My body is stiff as I make my way to the window seat. I take to staring out the window rather than the ceiling. Twenty minutes pass before I s
ee his dark brown hair bobbing down the street. My heart thuds as I wait for him to come. I don’t know why it’s beating slightly faster than before, but it is, and I can’t make it beat normally.
A few more minutes pass before my bedroom door opens, and Nathan walks in. Carrying a white paper bag, he walks forward until he reaches me and holds the bag out to me. “Here.”

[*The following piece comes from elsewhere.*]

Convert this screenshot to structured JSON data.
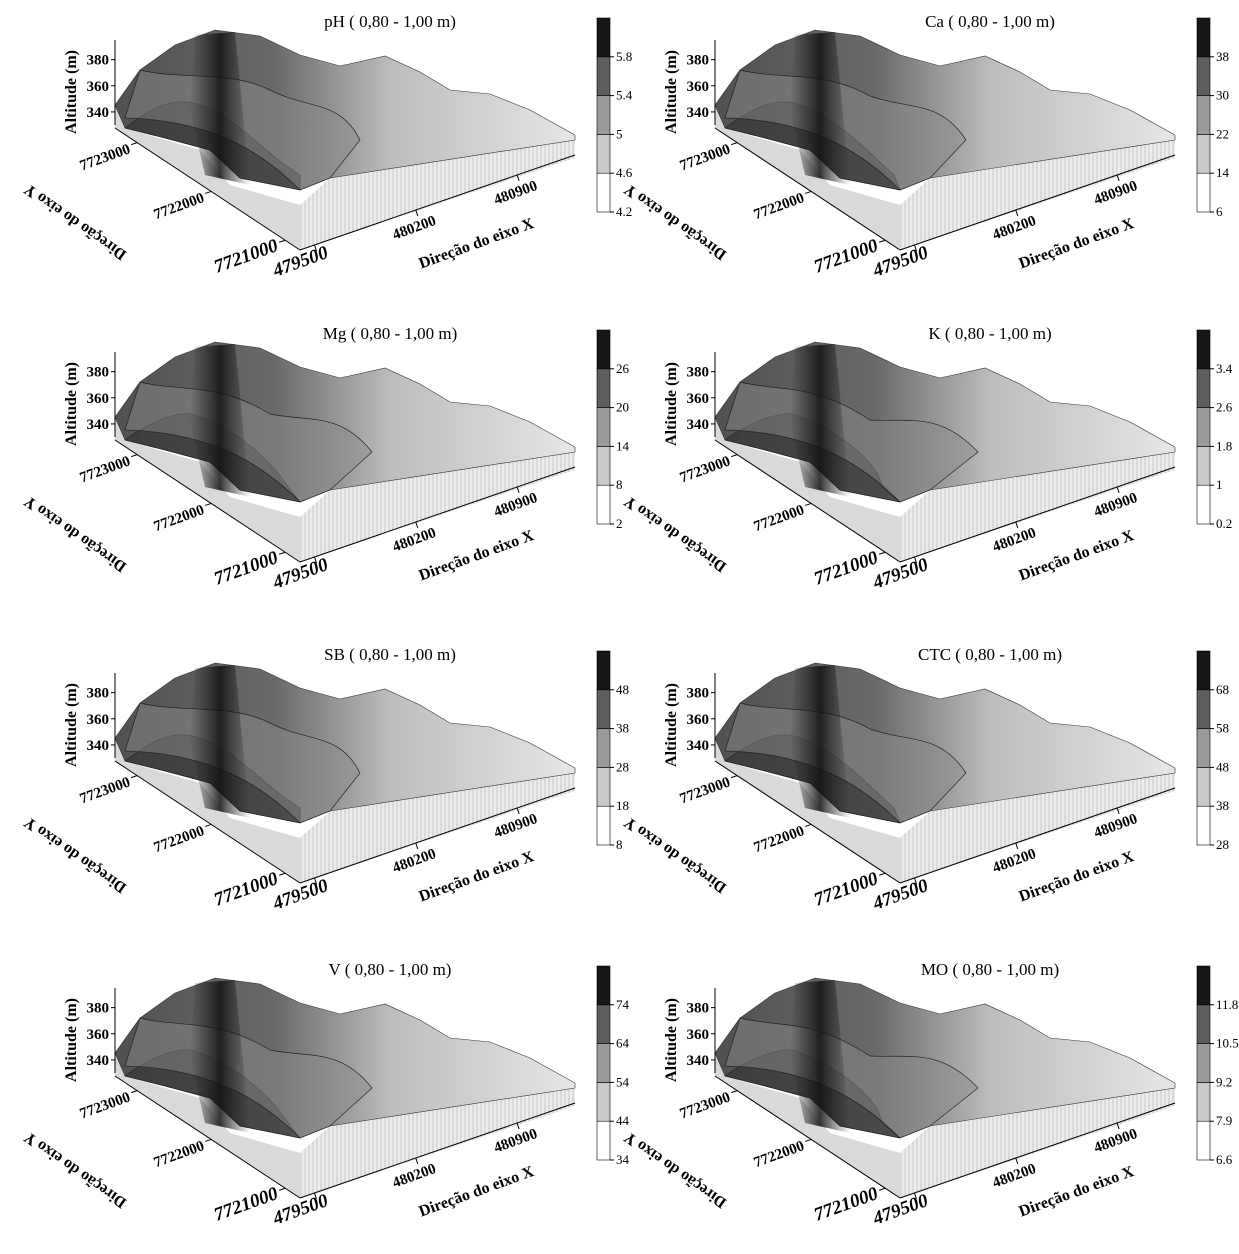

I hesitantly reach for it, opening it to find a few burgers inside. My stomach growls, making me realize that I’m actually very hungry. He takes a seat across from me on the window, folding his leg over the edge. I watch him as he takes the other burger out of the bag. He’s nonchalant as if he bought burgers for homeless girls every day and came back to an abandoned building to eat with her. We’re both silent as we take our first few bites.
He is, as usual, the first one to break the silence. “Do you want to play twenty questions?”
I shake my head. “No. I don’t feel like playing any games.”
He nods. “Okay, what about a walk? Do you want to go on a walk?”
I shake my head, again. “No.” Silence follows my answer. I feel like I’m on the edge of a cliff, preparing to jump. I don’t know what I want, only what I don’t want. I feel so distant from everything around me that I might as well haven’t been there at all. There isn’t a way for me to convey this to him. And, regardless, I couldn’t bring myself to share this with him.
“Okay. It looks like you’re going to be fun today.”
My head snaps up, and I scowl at him. “Then just leave.”
“Are you seriously gonna pull that whole ‘I want to be alone’ charade again?”
I jump to my feet, angry now. “I don’t want to go on a walk, and I don’t want to play any dumb games. I can’t bring myself to be ‘fun’ today, so just go.” I storm out of the room and into the living room. Nathan comes up behind me quickly and grabs my arm before I can make it out of the apartment. “Wait.”
I pause, turning around against my better judgment. I don’t want to argue. I want to be alone. I just need to be alone right now. I need to stop feeling these things. I need to end this. I need to make it all stop. I need to make it all go away.